会陰ヘルニア(えいんへるにあ)は、肛門の周囲の会陰部にある筋肉の間に隙間ができ、そこから膀胱や腸、脂肪などお腹の臓器が出てしまう病気です。肛門をはさんで左右両側性に発生することが多いのですが、右か左の片側のみに発生する場合もあります。
会陰ヘルニアは5歳以上の未去勢のオス犬に多く見られるとされています。

会陰ヘルニアの原因

会陰ヘルニアの原因は、骨盤隔壁の脆弱化(会陰部の筋肉が薄く、弱くなること)です。
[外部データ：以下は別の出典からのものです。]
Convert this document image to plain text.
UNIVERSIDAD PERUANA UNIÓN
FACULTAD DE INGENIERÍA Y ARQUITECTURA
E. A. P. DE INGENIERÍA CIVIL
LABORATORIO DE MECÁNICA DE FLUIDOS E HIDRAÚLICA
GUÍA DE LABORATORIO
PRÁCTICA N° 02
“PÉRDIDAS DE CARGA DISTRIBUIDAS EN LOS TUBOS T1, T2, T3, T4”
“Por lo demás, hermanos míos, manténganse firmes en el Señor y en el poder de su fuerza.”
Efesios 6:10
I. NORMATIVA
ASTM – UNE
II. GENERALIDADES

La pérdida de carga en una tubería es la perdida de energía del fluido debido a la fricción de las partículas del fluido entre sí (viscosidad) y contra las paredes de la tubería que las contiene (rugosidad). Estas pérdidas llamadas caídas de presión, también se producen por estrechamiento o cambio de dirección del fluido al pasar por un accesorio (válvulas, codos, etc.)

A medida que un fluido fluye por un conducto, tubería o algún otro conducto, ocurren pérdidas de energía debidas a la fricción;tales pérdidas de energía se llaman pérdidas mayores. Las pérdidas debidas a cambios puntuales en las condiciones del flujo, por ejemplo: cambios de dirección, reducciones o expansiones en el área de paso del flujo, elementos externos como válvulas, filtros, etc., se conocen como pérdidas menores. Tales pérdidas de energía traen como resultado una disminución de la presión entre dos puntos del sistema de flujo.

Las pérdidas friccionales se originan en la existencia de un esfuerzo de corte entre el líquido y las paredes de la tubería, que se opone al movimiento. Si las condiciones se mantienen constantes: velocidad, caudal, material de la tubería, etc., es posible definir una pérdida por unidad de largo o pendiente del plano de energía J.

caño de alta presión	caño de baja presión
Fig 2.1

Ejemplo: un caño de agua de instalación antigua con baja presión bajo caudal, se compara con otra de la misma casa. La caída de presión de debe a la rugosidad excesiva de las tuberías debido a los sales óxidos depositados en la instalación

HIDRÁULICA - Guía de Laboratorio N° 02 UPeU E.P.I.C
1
この脆弱化には男性ホルモンの影響や腹圧の上昇、筋力の低下を引き起こすような病気などが関係していると考えられていますが、詳細は不明です。

会陰ヘルニアの症状

肛門の周囲が膨らみます。症状はその膨らみにどの臓器が出るかによって変わります。腸が飛び出した場合には、便秘やしぶりなど排便困難が見られ、膀胱が飛び出した場合には、膀胱が反転するため尿が出にくくなるといった排尿障害が見られます。

会陰ヘルニアの診断/検査

問診、一般的な身体検査(触診、視診)などを行い。必要に応じてヘルニアの何かにどんな臓器が入っているかを確かめるために、レントゲン検査、造影レントゲン検査、超音波検査などを行います。
全身状態を把握するために各種血液検査、尿検査などを行うこともあります。

会陰ヘルニアの治療

会陰ヘルニアの治療は、外科手術を行います。飛び出した臓器を元の状態に戻し、筋肉の隙間をふさぎます。
また、男性ホルモンとの関係示唆されるので、去勢していない場合は再発防止のためにも同時に去勢手術を行うことが勧められてます。

会陰ヘルニアの予防

会陰ヘルニアは、去勢手術で発生率が低下することが分かっています。
また、吠えることで腹圧が高くなって会陰部に圧力がかかり、会陰ヘルニアが起こりやすくなるため、無駄吠えをさせないようにしつけることも重要です。

会陰ヘルニアの看護/その他

肛門の周囲に異常な膨らみがあれば、会陰ヘルニアの可能性があります。早めに動物病院を受診して診察を受けましょう。